The new regulations take effect this autumn and they have shown the “real world” consumption figures to be about 10-12% worse than under the current testing standard which will push up BIK costs to company car drivers.
Peter Golding, managing director at FleetCheck, said that the differences in fuel consumption and CO2 figures from some cars measured under WLTP compared to the older NEDC were marked to a degree that they demanded a radical rethink.
“We believe that this could be especially prevalent under organisations that have set themselves strong corporate social responsibility targets and are very concerned about the environmental impact of their fleet.
“The fact is that just about every company car comes out of WLTP much worse than NEDC and this will have a dramatic effect on the green results that these fleets are achieving.
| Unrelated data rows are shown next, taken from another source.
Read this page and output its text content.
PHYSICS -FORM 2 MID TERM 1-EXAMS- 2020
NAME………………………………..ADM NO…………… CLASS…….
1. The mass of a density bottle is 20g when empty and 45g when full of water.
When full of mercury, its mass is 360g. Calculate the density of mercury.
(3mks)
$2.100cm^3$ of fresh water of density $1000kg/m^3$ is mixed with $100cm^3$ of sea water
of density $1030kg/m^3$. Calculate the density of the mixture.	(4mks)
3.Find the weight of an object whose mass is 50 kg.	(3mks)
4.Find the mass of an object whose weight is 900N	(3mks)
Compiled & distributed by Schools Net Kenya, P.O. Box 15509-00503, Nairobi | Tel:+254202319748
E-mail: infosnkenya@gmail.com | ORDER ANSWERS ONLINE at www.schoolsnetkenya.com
“Effectively, these employers face a choice – move the goalposts because of WLTP and increase their targets or reconsider the kind of company vehicles that they are operating alongside their grey fleet arrangements.
“For these fleets, because grey vehicles tend to be older and more polluting than newer vehicles, extending the company car scheme to include more people is a potential solution, as well as one that could be cost-effective.
The arrival of the new WLTP test in September means dealers will have to register existing stock before the end of August, or be unable to sell the models in the UK.
Only models meeting the tougher emissions test can be registered from 1 September.